Community bonding period | Formalize requirements, assemble test suite for heap monitor
26.05. - 31.05. | #01, #02 Basic functionality tests and Wiki description
02.06. - 07.06. | #03, #04 Basic implementation, Integration of asizeof
09.06. - 14.06. | #05, #06, #07 Heap monitor passes tests, Annotate debug output
16.06. - 21.06. | #10, #11 Advanced functionality tests and Wiki description
23.06. - 28.06. | #12, #13 Data serialization and log analyzer
30.06. - 05.07. | #14, #15 Reference cycle tracker, background monitoring 07.07. - 12.07. | #16, #17 Per-Instance Logger, passes tests 14.07. - 19.07. | #20 Log analyzer demo 21.07. - 02.08. | #30, #31, #50, #51 Memory reduction attempts and documentation 04.08. - 09.08. | #A or #B Optional task 11.08. - 16.08. | #40 Document memory reduction recommendation, Review introspection API 18.08. - 31.08. | Final evaluation """]]
I will be available for the full time. However, I plan to take one week off for vacation.
I study computer science in the final year at the Technische Universität Dresden. My main fields of interest are software development toolchains, operating-, realtime-, and embedded systems.

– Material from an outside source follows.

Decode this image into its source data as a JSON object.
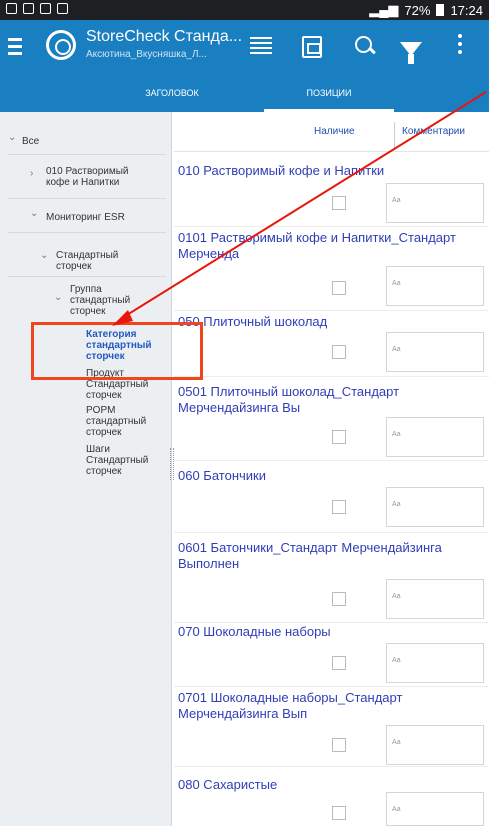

I have been working as a software developer for the Fraunhofer society for three years. In the Institute for Ceramic Technologies and Systems I developed measurement and instrumentation control software and was responsible for the software infrastructure of the Linux measurement stations. Furthermore, I have been working on the open source project RosAsm for two years. During this time I developed the integrated debugger and submitted a number of patches. Due to RosAsm's very limited scope of application I moved on to different projects.
The last few months I have been working on a student research project for the operating systems department of my university. The goal is to examine if it is feasible to replace an existing GNU Make based build system with SCons. I learnt a lot about SCons internals and general build system concepts along the way. The empiric results revealed the huge gap between Make and SCons with regards to memory consumption. As SCons performed well in other tests and I took a great fancy toward SCons, I felt tempted to do something about the memory consumption problem. I would very much like to apply my previous experience to your project's continued success.